In `@jenkins/scripts/pulse_in_pipeline_scanning/utils/common.py`:
- Around line 1-4: This file is missing the required NVIDIA copyright header;
update the top of jenkins/scripts/pulse_in_pipeline_scanning/utils/common.py to
add the standard NVIDIA Python file header comment block (including copyright
year(s) and "NVIDIA CORPORATION" owner text) before any imports/definitions so
the module (containing NON_PERMISSIVE_LICENSE_PREFIXES) includes the legal
header.
In `@jenkins/scripts/pulse_in_pipeline_scanning/utils/es.py`:
- Around line 114-122: get_latest_license_preapproved_container_deps currently
assumes ES_CLIENT.search returned at least one hit and directly indexes
data["hits"]["hits"][0], which can raise IndexError when no documents exist;
update the function to check that data.get("hits", {}).get("hits") is a
non-empty list before accessing [0], handle missing "_source" or missing
"preapproved_deps" by returning an empty list, and keep references to ES_CLIENT
and ES_INDEX_PREAPPROVED_BASE intact when implementing the guard.

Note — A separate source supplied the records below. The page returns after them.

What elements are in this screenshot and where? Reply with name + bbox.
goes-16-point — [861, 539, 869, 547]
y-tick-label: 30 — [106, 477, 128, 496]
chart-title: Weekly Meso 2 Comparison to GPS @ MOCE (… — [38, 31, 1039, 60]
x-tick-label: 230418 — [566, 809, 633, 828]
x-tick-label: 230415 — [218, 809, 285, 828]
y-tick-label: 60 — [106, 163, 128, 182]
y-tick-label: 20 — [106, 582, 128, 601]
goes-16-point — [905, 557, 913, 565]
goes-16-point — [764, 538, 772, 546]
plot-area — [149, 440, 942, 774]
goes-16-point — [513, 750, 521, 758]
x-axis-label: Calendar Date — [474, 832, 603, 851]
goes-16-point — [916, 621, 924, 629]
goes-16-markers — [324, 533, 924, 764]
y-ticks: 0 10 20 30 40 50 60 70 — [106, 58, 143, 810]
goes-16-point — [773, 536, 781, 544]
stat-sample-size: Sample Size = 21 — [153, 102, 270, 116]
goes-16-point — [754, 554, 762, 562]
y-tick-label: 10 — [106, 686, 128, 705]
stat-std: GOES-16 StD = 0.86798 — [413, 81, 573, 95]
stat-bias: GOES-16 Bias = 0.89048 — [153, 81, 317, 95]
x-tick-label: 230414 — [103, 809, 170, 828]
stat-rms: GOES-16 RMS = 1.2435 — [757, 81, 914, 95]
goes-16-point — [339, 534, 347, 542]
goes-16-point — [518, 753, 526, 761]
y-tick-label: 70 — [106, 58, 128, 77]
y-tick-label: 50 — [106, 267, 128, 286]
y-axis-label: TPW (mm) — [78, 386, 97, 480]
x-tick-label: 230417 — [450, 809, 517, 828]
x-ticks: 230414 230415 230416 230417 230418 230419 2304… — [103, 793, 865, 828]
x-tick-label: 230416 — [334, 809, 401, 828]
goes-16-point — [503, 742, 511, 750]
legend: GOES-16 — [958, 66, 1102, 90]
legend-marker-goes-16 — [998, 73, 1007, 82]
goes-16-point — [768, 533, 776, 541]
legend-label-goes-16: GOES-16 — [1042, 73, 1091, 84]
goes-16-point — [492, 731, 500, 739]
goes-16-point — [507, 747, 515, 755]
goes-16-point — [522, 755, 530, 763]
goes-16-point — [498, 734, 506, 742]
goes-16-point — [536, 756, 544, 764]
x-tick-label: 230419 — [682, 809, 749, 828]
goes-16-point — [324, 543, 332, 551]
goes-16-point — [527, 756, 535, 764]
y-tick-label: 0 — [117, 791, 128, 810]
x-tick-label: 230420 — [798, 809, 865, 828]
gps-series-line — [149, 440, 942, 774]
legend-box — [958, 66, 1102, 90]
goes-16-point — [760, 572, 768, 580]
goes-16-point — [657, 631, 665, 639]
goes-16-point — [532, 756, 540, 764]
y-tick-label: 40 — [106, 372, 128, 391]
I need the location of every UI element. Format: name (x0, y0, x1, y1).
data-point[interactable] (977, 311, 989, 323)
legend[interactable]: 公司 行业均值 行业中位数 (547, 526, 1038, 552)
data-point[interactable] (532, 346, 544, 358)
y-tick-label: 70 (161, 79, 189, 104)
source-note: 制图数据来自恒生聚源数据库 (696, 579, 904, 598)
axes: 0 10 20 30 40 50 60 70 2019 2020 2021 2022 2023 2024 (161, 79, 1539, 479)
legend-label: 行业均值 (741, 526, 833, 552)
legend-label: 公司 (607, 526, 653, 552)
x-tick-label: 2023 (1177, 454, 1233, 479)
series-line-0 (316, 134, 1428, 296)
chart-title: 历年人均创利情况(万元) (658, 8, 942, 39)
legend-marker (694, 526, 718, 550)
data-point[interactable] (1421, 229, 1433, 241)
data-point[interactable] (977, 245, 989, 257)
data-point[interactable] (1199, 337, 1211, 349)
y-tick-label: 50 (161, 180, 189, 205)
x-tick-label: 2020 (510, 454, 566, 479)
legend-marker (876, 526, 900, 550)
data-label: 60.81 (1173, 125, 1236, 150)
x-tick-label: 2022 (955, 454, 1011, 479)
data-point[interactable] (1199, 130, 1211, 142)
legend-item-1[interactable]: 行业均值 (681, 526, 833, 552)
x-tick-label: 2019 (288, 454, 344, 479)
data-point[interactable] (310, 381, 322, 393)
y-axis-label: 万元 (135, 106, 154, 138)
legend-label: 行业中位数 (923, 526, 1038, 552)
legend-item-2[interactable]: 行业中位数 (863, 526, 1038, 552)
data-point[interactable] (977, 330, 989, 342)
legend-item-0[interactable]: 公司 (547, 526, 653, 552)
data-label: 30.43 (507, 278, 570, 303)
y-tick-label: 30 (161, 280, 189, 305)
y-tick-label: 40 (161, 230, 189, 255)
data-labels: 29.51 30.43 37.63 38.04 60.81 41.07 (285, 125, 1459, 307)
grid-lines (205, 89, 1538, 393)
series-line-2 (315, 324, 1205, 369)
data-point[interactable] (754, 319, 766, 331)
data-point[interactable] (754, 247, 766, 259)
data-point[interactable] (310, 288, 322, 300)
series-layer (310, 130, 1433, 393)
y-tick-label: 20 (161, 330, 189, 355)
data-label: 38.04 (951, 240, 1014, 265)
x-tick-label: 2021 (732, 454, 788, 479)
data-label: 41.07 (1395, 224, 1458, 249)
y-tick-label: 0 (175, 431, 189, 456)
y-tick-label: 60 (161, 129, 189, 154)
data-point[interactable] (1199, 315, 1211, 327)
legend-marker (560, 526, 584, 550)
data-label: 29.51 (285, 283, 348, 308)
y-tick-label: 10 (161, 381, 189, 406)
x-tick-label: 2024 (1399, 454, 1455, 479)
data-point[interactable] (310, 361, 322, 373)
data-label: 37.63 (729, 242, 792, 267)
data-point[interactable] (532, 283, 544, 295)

In `@jenkins/scripts/pulse_in_pipeline_scanning/utils/report.py`:
- Around line 1-5: Add the required NVIDIA copyright header at the very top of
this new Python module (before any imports) — modify report.py to prepend the
standard NVIDIA header block above the existing imports (which include
get_latest_license_preapproved_container_deps, is_non_permissive, load_json) and
constants such as HIGH_SEVERITY so the file complies with the repository's
header policy.
In `@jenkins/scripts/pulse_in_pipeline_scanning/utils/slack.py`:
- Around line 8-12: In post_slack_msg, rename the local constant to snake_case
(e.g., slack_webhook_url), read the correct env var key ("TRTLLM_PLC_WEBHOOK")
with os.environ.get("TRTLLM_PLC_WEBHOOK"), and update the raised
EnvironmentError message to reference that same key ("TRTLLM_PLC_WEBHOOK") so
the variable name and error text match; ensure all subsequent uses in that
function use the new slack_webhook_url identifier.
- Around line 1-6: This file is missing the required NVIDIA copyright header at
the top; add the standard NVIDIA copyright header block (including the year of
latest meaningful modification) as the first lines of the module in
jenkins/scripts/pulse_in_pipeline_scanning/utils/slack.py so the header precedes
the imports (i.e., before the existing imports like datetime, timezone, quote,
requests) and matches the project's canonical header format used in other .py
files.
In `@jenkins/TensorRT_LLM_PLC.groovy`:
- Around line 228-232: The call that sets `output` currently hardcodes "main"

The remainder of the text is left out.